(Guest Post by Sandra Stotsky)
President Obama wants all states to adopt Common Core’s standards for mathematics and English language arts and reading . He also wants states to use tests based on these standards in the re-authorization of ESEA. The feds are also funding development of not only these tests but also curriculum and instructional resources tied to these standards. Despite the questionable legal basis for all of this, it is hard to find legislators commenting on the implications of the language the feds want in a re-authorized ESEA, perhaps because they have been mesmerized by the glib phrase that states should use standards “that prepare all students for college and career”? Who would oppose that? Yet, there are good reasons why Congress should remove wording in the re-authorization of ESEA that implicitly requires states to adopt or use Common Core’s standards, or leaves states no choice but to adopt or use them.
At present, states must report student scores yearly to USDE to show Adequate Yearly Progress. States now use scores from state assessments based on their own state standards and cut scores. However, most states’ standards and tests are of poor quality, embed low academic expectations, and do not allow comparison of results. As a result, about 44 states have already adopted CCS as their own state standards (some enticed by the prospect of RttT funds), even though many fear the loss of local control of curriculum and instruction, and are worried about the costs they will incur from administering the high-tech tests USDE wants. Beggars can’t be choosers. USED promises to make the tests free to all states (though not the costs of administering them). Texas, Virginia, Minnesota, and a few other states have not officially adopted the CCS because they judge their own state standards in math or reading to be better or also fear losing local control of curriculum and instruction.
The USDE makes a reasonable case for standardizing academic expectations across all states and using the same tests across states to enable us to compare results. We have a highly mobile school population. Having national standards and assessments sounds like the way to address 50 sets of mostly low quality standards and tests. However, national standards and tests do not necessarily lead to high academic expectations and a high-achieving population. Most countries already have national standards, but most do not have high-achieving students. Much depends on the quality of their national standards and tests (as well as the quality of their teachers). If standards and the tests based on them are not first-rate, they guarantee mediocrity for the whole country at the same time that they remove local control of curriculum and instruction.
The blackest mark CCS gets is for the low level of the academic expectations built into their definition of, and standards for, college-readiness. Besides the legal questions, Common Core’s “college- and career-readiness standards” are not rigorous enough to prepare American high school students for authentic college-level coursework. Nor can they make this country competitive in mathematics and science. Despite the claims of the many organizations that were funded by the Gates Foundation to develop, praise, promote, and evaluate them positively, CCS are neither internationally benchmarked nor research-based.
Readers can find this out in critiques by independent researchers or content experts, such as Diane Ravitch and William Mathis’s report for the National Education Policy Center on the lack of a research base for CCS, R. James Milgram’s explanation of why, as a member of the Validation Committee, he could not sign off on Common Core’s mathematics standards; and (3) Sandra Stotsky’s explanation of why, as a member of the Validation Committee, she could not sign off on Common Core’s secondary English language arts and reading standards (all public documents).
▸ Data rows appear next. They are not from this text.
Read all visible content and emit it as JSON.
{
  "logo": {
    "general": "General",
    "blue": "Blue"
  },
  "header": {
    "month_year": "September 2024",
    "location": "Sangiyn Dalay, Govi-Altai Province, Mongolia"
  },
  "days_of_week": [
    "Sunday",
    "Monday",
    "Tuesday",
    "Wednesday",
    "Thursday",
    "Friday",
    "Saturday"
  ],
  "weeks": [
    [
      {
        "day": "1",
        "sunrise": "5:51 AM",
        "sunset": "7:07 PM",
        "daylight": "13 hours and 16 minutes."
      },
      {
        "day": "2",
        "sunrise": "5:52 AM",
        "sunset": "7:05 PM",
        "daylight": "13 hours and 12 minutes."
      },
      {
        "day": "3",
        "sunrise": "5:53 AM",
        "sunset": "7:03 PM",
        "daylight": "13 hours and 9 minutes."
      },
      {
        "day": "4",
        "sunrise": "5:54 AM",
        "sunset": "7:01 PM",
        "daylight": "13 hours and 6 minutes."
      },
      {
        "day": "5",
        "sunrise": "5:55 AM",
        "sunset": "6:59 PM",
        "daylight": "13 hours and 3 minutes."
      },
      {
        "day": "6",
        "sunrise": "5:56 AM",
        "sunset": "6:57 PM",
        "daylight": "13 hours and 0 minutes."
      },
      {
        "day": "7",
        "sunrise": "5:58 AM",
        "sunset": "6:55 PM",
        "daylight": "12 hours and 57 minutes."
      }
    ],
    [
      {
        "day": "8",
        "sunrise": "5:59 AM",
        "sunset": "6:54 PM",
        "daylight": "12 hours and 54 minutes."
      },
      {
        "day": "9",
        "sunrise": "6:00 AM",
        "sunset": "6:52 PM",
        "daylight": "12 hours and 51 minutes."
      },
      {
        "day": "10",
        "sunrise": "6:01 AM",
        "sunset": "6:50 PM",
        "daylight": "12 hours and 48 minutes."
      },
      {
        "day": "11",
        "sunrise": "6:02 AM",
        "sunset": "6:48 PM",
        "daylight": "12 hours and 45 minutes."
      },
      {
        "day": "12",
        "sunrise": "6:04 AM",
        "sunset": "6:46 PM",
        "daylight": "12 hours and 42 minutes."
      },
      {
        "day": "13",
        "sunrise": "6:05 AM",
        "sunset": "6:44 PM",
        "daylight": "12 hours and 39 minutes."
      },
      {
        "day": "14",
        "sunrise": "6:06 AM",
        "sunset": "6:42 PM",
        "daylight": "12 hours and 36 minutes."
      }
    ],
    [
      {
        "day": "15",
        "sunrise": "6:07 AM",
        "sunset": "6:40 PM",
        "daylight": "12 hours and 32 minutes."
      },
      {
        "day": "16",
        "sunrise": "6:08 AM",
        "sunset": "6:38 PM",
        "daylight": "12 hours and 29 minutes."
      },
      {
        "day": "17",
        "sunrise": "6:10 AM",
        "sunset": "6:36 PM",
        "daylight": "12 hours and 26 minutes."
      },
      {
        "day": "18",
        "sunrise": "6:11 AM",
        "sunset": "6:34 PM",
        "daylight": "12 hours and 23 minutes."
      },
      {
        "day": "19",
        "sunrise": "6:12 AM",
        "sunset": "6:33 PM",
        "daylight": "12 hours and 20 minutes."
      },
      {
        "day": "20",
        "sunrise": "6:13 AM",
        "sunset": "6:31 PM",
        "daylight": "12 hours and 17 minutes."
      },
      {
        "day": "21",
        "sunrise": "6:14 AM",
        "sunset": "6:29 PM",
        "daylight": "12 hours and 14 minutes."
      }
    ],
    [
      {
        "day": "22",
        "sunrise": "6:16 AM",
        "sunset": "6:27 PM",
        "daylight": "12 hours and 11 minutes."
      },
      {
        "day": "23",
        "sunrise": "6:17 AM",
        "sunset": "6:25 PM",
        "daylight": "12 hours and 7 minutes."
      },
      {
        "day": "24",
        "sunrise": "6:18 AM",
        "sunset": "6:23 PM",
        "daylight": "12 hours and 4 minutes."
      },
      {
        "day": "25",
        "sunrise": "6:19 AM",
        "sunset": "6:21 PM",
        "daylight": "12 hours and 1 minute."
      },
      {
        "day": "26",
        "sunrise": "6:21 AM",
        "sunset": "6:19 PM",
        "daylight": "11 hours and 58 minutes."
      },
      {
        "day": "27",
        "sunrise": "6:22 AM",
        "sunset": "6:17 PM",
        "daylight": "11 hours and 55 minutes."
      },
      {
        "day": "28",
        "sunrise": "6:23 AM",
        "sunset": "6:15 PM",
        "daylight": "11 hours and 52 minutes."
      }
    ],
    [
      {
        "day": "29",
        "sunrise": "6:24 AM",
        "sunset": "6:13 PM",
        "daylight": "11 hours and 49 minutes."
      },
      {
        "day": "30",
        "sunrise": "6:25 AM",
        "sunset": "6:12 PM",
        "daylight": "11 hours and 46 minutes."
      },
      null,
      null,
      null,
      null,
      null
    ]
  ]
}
It is not surprising that CCS do not prepare high school students for authentic college-level, credit-bearing freshman courses. They were shaped chiefly by the same special interests that gave us the poor state standards they were designed to replace. CCS were deliberately not built on the best state standards, those once in California, Indiana, or Massachusetts. The people who had shaped those standards were purposely kept at arm’s length.
Language for a re-authorized ESEA has not yet been finalized, but it will be hard for legislators to oppose using scores from tests based on “standards that prepare all students for college and career” for accountability. How many legislators know that the only set of standards that would satisfy this wording would be Common Core’s? Who remembers that state high school standards have never been designed to prepare students for credit-bearing college freshman courses. Their legitimate mission has always been to prepare students for a meaningful high school diploma.
By law, a state test must be based on state standards. ERGO, those states that have not adopted CCS would be compelled to do so in order to use tests based on standards with such a description. On the other hand, those 44 states that have already adopted CCS would feel compelled to use the common tests for financial reasons because the standards on which these tests are based are now their state standards and there are no other tests readily available. If states must use tests based on standards claimed to “prepare all students for college and career” in order to get their Title I money, USDE would end up in control of public education in every state in this country.
ESEA should give states a choice of the high school standards and tests they use for accountability–but insist that those they use are internationally benchmarked and research-based. Language could be inserted wherever needed to allow all states to use standards and tests based on them that satisfy state high school graduation requirements so long as they are internationally benchmarked and research-based. Such a qualification could be used instead of language requiring use of standards “that prepare all students for college and career.” In this way, states would maintain control of curriculum and instruction and decide what tests satisfy their high school diploma requirements. They may prefer objective end-of-course tests in algebra I, geometry, algebra II, U.S. history, chemistry, physics, and biology instead of “performance-based” subjective tests. Policies built into ESEA wording should strengthen, not weaken, the high school curriculum and prevent federal control of the content of public education.